CHAPTER 6
Turn Town!
Determined as she was, Handy found it impossible to go straight on, for the lane curved and twisted this way and that, ending finally in a perfect corkscrew turn. The trees on both sides were now so dense Handy and the Royal Ox could not have left the road even had they wished to do so.
"We're going round and round and getting nowhere," said Nox in an abused voice. "Of all the roads in Oz why did we have to pick this one?"
"Because it dared us, I suppose. Hi—Yi!" exclaimed Handy, leaning against a tree to rest. "I'm dizzy as a bat and hungry as a goat."
"Too bad you're not a goat," murmured Nox, who had stopped to nibble the lower branches of a maple. "These leaves are quite tender."
"Well, I may come to them," sighed Handy, looking at him enviously. "But shall we go on? I think one more turn will bring us out of here."

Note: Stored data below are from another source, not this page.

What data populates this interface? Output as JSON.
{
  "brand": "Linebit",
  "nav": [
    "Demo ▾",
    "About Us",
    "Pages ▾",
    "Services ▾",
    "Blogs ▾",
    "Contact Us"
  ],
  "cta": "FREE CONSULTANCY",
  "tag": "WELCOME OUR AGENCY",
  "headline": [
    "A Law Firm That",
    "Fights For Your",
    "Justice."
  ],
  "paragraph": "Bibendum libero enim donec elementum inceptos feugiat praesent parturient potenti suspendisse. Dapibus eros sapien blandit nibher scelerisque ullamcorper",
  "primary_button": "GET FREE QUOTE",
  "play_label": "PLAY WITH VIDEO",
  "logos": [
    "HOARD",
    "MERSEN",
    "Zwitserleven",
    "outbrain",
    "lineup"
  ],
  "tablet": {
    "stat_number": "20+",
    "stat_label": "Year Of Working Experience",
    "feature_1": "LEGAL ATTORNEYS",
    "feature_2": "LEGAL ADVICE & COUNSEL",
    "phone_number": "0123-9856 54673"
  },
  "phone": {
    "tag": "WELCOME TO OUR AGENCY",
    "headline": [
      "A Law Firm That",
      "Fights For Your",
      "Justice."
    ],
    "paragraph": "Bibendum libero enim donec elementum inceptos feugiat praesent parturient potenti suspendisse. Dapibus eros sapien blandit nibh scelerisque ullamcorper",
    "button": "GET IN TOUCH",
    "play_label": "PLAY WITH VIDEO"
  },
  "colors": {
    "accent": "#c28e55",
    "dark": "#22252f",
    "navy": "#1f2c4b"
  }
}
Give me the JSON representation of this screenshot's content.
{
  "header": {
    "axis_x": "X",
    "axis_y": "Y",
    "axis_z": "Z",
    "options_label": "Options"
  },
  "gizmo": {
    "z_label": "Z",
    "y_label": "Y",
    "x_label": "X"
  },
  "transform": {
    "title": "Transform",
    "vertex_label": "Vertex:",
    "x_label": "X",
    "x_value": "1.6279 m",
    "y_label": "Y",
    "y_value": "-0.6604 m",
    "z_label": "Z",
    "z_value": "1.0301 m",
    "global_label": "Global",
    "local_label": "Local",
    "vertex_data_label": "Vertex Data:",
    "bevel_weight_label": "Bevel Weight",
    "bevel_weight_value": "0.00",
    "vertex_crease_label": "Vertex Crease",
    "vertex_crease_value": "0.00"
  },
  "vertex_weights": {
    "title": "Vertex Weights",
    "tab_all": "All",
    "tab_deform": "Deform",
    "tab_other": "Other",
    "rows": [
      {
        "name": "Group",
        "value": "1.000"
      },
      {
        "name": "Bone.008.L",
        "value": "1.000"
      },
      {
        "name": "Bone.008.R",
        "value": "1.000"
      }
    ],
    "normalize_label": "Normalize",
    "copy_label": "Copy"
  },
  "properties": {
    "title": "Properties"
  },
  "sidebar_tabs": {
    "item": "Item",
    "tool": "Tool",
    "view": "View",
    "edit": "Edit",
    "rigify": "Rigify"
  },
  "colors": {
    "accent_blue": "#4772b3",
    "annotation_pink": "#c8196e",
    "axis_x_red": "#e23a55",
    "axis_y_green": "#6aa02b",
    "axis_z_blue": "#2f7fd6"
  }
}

Handy was right for one more round brought them to the end of corkscrew lane, but only to find themselves facing a high, forbidding wall. There was a gate and turnstile in the wall, and beyond the Goat Girl caught a glimpse of a confused whirling village where everything seemed to be turning round or over. "It's just because I'm so dizzy," thought Handy, clutching her head with her one free hand. But Nox, peering over her shoulder gave a loud and indignant bellow as a house on the corner of the street nearest them turned completely over and began spinning merrily on its chimney, while the fence running round the bakery shop next door started really to run around, kicking up its posts with great glee and abandon.
"Hu—what kind of silly place is this?" rumbled the Ox backing hastily away. But Handy Mandy had seen a whole row of little pies in the bakeshop window and motioning vigorously for Nox to follow, stepped over the stile and through the movable gate. It was too much of a squeeze for Nox, but determined not to be left behind, he jumped neatly over. A revolving sign on one of the large public buildings caught their attention at once, but as the building was going one way and the sign another, it was several minutes before they could discover what it said.
"TURN TOWN!" read the Goat Girl in some surprise. "So that's where we are! And would you loo—ook, every house on every street is going round or over. Mercy—ercy on us and where do you suppose the people are?"